John Stuart Mill forwarded the importance of the Free Exchange of Ideas in 1859. But how does this exchange of ideas matter today? Some may argue it’s more important to understand in today’s society of political correctness. In fact, according to the Knight Foundation, “There is a real perception that campuses are not fully open environments. A slight majority of students, 54 percent, say the climate on their campus prevents some people from saying what they believe because others might find it offensive.” Using examples from current events, such as protests at the University of Missouri, students will examine and discuss the impact of dissenting voices.
- Students will be able to identify and explain recent examples of dissent and describe a relationship between dissent and the free exchange of ideas.
- Students will be able to draw connections to how this idea of dissenting voices works in their high school environment.
- Students will reflect on the importance of listening to and sharing their own dissenting opinions.
Common Core State Standards
|Propel conversations by posing and responding to questions that probe reasoning and evidence; ensure a hearing for a full range of positions on a topic or issue; clarify, verify or challenge ideas and conclusions; and promote divergent and creative perspectives.|
|Propel conversations by posing and responding to questions that relate the current discussion to broader themes or larger ideas; actively incorporate others into the discussion; and clarify, verify or challenge ideas and conclusions.
|Integrate multiple sources of information presented in diverse media or formats (e.g., visually, quantitatively, orally) evaluating the credibility and accuracy of each source.|
|CCSS.ELA-Literacy.RH.9-10.6||Compare the point of view of two or more authors for how they treat the same or similar topics, including which details they include and emphasize in their respective accounts.|
1. Slideshow — 30 minutes
Direct students through the presentation, which includes a CNN timeline and video embedded in the slideshow. If needed, pause to have students conduct quick online research about the University of Missouri example or other examples as they arise.
2. Check for understanding — 10 minutes
Pause on the Frederick Douglass quote at the end of the slideshow. Ask students to write two-to-five sentences about their reaction to the quote. You may also want to ask students if their views have changed.

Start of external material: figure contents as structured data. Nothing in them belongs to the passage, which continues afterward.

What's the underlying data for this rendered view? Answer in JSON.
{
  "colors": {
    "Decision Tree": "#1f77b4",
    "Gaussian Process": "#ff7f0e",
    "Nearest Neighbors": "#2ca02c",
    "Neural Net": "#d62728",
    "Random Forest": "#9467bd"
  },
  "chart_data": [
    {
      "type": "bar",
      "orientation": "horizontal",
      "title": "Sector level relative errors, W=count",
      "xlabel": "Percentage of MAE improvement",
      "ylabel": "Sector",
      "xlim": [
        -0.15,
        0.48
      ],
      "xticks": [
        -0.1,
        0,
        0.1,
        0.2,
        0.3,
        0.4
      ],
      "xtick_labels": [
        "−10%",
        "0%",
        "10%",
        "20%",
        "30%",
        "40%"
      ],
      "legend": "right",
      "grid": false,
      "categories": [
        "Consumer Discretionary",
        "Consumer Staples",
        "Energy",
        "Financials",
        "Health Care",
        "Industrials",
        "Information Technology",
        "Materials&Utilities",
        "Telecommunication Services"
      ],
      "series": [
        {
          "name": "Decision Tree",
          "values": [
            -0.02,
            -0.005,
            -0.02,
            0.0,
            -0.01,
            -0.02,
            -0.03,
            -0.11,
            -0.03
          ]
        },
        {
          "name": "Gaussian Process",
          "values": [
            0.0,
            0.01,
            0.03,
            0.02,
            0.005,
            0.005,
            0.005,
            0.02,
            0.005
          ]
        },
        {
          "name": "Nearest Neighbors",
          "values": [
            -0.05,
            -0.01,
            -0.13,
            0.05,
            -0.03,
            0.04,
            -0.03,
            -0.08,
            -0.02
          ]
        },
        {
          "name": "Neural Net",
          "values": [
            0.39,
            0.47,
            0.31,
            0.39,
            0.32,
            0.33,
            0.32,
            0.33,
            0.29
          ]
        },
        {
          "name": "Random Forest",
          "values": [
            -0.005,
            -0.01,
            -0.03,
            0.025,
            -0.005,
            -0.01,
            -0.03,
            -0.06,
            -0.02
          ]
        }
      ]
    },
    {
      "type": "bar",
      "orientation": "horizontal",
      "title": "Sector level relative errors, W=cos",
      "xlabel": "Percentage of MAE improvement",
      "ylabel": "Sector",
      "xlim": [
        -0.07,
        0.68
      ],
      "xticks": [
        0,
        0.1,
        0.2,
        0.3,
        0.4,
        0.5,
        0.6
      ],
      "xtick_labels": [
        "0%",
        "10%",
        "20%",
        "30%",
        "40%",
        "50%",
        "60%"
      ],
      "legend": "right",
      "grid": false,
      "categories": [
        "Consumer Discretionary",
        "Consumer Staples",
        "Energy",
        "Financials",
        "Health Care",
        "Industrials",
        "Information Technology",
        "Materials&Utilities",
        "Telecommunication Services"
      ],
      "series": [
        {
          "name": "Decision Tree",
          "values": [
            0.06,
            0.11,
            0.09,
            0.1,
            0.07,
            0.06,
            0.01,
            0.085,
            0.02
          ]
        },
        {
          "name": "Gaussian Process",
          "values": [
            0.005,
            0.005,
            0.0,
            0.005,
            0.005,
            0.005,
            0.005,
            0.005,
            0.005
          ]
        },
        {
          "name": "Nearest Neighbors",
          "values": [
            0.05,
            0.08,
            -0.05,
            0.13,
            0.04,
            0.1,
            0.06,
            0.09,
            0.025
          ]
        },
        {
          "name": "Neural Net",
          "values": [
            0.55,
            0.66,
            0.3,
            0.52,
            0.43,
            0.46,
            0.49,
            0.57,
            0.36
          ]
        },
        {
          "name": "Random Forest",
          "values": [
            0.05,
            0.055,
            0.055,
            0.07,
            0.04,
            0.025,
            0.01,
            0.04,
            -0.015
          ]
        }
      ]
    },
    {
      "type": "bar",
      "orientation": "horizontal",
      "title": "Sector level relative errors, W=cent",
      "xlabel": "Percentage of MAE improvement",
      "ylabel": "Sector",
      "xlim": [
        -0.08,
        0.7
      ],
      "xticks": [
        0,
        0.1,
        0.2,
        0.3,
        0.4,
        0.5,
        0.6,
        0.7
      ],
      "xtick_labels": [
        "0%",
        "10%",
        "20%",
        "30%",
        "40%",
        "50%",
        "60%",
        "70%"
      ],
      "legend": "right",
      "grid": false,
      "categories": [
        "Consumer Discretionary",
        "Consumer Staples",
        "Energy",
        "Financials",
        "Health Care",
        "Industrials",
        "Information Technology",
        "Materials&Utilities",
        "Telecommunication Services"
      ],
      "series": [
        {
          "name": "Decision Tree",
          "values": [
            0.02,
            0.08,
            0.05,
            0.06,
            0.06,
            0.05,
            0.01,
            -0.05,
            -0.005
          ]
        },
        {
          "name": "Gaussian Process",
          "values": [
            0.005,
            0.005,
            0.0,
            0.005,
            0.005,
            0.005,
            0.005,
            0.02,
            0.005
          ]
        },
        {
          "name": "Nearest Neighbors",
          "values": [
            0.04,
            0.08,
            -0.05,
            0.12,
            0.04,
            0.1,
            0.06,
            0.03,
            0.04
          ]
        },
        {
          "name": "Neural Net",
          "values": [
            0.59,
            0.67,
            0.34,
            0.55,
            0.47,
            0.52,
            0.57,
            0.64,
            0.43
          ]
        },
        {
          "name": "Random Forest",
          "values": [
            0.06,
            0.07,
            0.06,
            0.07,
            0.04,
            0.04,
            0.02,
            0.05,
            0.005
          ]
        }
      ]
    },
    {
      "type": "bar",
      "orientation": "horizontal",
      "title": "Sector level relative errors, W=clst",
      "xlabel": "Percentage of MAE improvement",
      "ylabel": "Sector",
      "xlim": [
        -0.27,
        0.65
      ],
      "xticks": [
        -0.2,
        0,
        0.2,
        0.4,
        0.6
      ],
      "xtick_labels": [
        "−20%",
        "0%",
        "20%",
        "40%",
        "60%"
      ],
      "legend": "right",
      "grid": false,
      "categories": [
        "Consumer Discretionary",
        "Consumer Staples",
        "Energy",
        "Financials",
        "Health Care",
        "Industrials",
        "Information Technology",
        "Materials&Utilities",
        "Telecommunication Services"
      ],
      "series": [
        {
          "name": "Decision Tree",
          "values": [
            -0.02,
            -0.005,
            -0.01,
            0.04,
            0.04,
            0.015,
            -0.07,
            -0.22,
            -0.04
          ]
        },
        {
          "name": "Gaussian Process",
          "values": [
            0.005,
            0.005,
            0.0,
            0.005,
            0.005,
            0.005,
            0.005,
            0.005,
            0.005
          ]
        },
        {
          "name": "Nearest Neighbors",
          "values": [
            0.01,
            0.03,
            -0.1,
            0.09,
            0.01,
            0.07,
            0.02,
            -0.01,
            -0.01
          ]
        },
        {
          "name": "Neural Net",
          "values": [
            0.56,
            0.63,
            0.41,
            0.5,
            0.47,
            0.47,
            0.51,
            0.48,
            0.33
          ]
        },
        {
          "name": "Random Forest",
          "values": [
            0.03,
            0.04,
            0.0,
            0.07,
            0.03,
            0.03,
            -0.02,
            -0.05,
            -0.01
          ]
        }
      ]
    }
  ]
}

3. Discussion and debrief — 10 minutes
Ask students what they can do next time someone disagrees with them. What if they are in the minority? Why is it important for them to speak up if they disagree? How can they ask questions honestly in the future? What might their approach be?
If you would like an additional assessment or need to issue a daily grade, consider using an exit ticket to ask students to summarize the takeaways from today’s lesson, or invite them to draw a connection between today’s discussion and an example from current events.
In addition to providing struggling learners a version of the lesson that includes the teacher notes, the lesson could be separated into two days. For this, students could research not only the University of Missouri student protest, but also the attempt to constrain the free speech rights of Georgetown law students. Students could present on these topics.
You may also want to ask the class to set rules concerning how students will contribute in this discussion.